Key images that affected me: one of people near a build­ing trying to hold onto each other and then some of them are simply swept away from each other and dis­ap­pear under the water; the man talk­ing about think­ing he had the baby in his hands and find­ing he only had baby clothes; the woman who had to choose which child to hold onto and asking a stranger to hold onto her five-year-old so she could hold the baby (both, mira­cu­lously, sur­vived); the guy who got off the plane having been on hol­i­days in Aceh and took the Chan­nel 9 camera crew to where his house had been. This last is chal­len­ging: it is clas­sic manip­u­la­tion, and to some extent breaches the AJA code of ethics (not to intrude on grief) as the crew clearly staked out the air­port, offer­ing a lift back to a per­son’s house in exchange for film­ing the (oth­er­wise private and tragic) moment when they see the dev­ast­a­tion that their house has become. (Of course, this is nowhere near as bad as the time a TV crew asked a lost bush­walker they’d found after weeks to stag­ger around in a circle again for the camera *before* giving him water.)

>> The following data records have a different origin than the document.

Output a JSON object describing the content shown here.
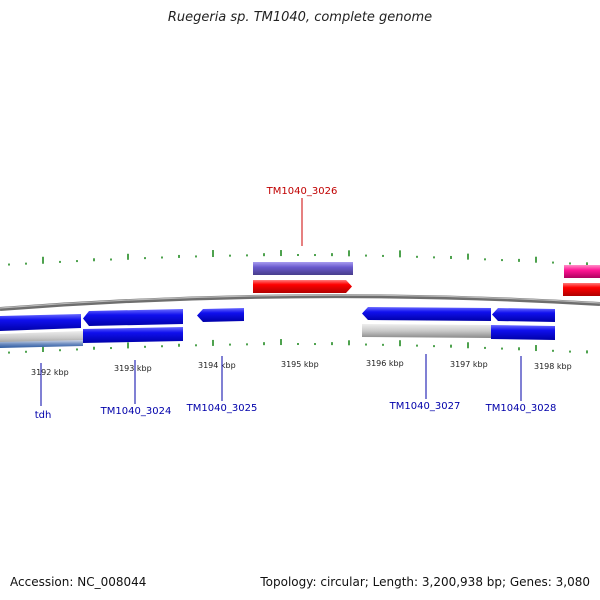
{
  "title": "Ruegeria sp. TM1040, complete genome",
  "accession": "Accession: NC_008044",
  "topology": "Topology: circular; Length: 3,200,938 bp; Genes: 3,080",
  "ticks": [
    {
      "label": "3192 kbp"
    },
    {
      "label": "3193 kbp"
    },
    {
      "label": "3194 kbp"
    },
    {
      "label": "3195 kbp"
    },
    {
      "label": "3196 kbp"
    },
    {
      "label": "3197 kbp"
    },
    {
      "label": "3198 kbp"
    }
  ],
  "genes": [
    {
      "label": "TM1040_3026",
      "color": "#cc0000"
    },
    {
      "label": "tdh",
      "color": "#0000aa"
    },
    {
      "label": "TM1040_3024",
      "color": "#0000aa"
    },
    {
      "label": "TM1040_3025",
      "color": "#0000aa"
    },
    {
      "label": "TM1040_3027",
      "color": "#0000aa"
    },
    {
      "label": "TM1040_3028",
      "color": "#0000aa"
    }
  ],
  "colors": {
    "forward_cds": "#ff0000",
    "reverse_cds": "#0000ee",
    "purple_feature": "#6a5acd",
    "pink_feature": "#ff1493",
    "gray_feature": "#c0c0c0",
    "backbone": "#808080",
    "gc_ticks": "#228b22"
  }
}
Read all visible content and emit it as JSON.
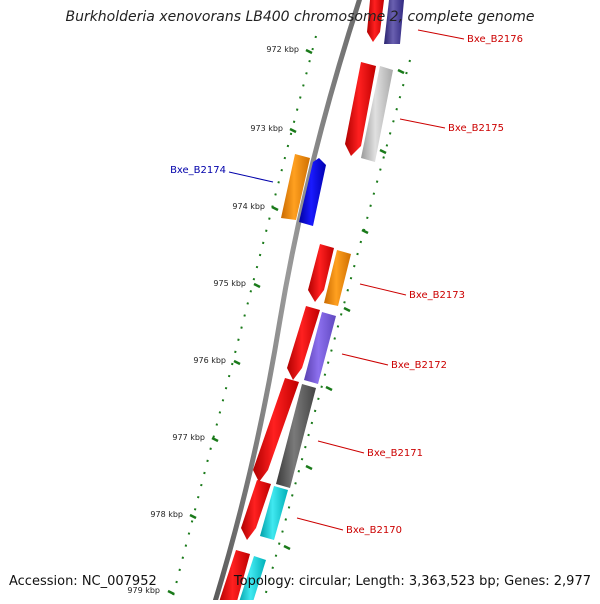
{
  "title": "Burkholderia xenovorans LB400 chromosome 2, complete genome",
  "footer": {
    "accession": "Accession: NC_007952",
    "summary": "Topology: circular; Length: 3,363,523 bp; Genes: 2,977"
  },
  "colors": {
    "backbone": "#7f7f7f",
    "tick": "#1a7a1a",
    "label_red": "#cc0000",
    "label_blue": "#0000aa"
  },
  "ticks": [
    "972 kbp",
    "973 kbp",
    "974 kbp",
    "975 kbp",
    "976 kbp",
    "977 kbp",
    "978 kbp",
    "979 kbp"
  ],
  "genes": [
    {
      "label": "Bxe_B2176",
      "side": "right"
    },
    {
      "label": "Bxe_B2175",
      "side": "right"
    },
    {
      "label": "Bxe_B2174",
      "side": "left"
    },
    {
      "label": "Bxe_B2173",
      "side": "right"
    },
    {
      "label": "Bxe_B2172",
      "side": "right"
    },
    {
      "label": "Bxe_B2171",
      "side": "right"
    },
    {
      "label": "Bxe_B2170",
      "side": "right"
    }
  ]
}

Non­ethe­less, it is com­pel­ling tele­vi­sion. The man con­fronts the wreck­age in shock. He is dis­be­liev­ing at first and then doubles over in anguish. The reporter puts his hand on the man’s back, com­fort­ing him. So soon after our own hol­i­days, I can’t help but put myself in his shoes. I think about what I packed. I ima­gine those are now the only things I own in the world.

Now, I’ve read sim­ilar stor­ies to these and seen the fig­ures over and over recently. I def­in­itely think the moving image has affected me more on this issue, although in other cases I think writ­ten stor­ies have had more impact. I think it’s partly this time that the print stor­ies I read quickly lent them­selves to cul­tural ana­lysis, con­cen­trat­ing as they often did on ‘tour­ists’ and ‘Aus­trali­ans’ rather than the people whose homes were destroyed.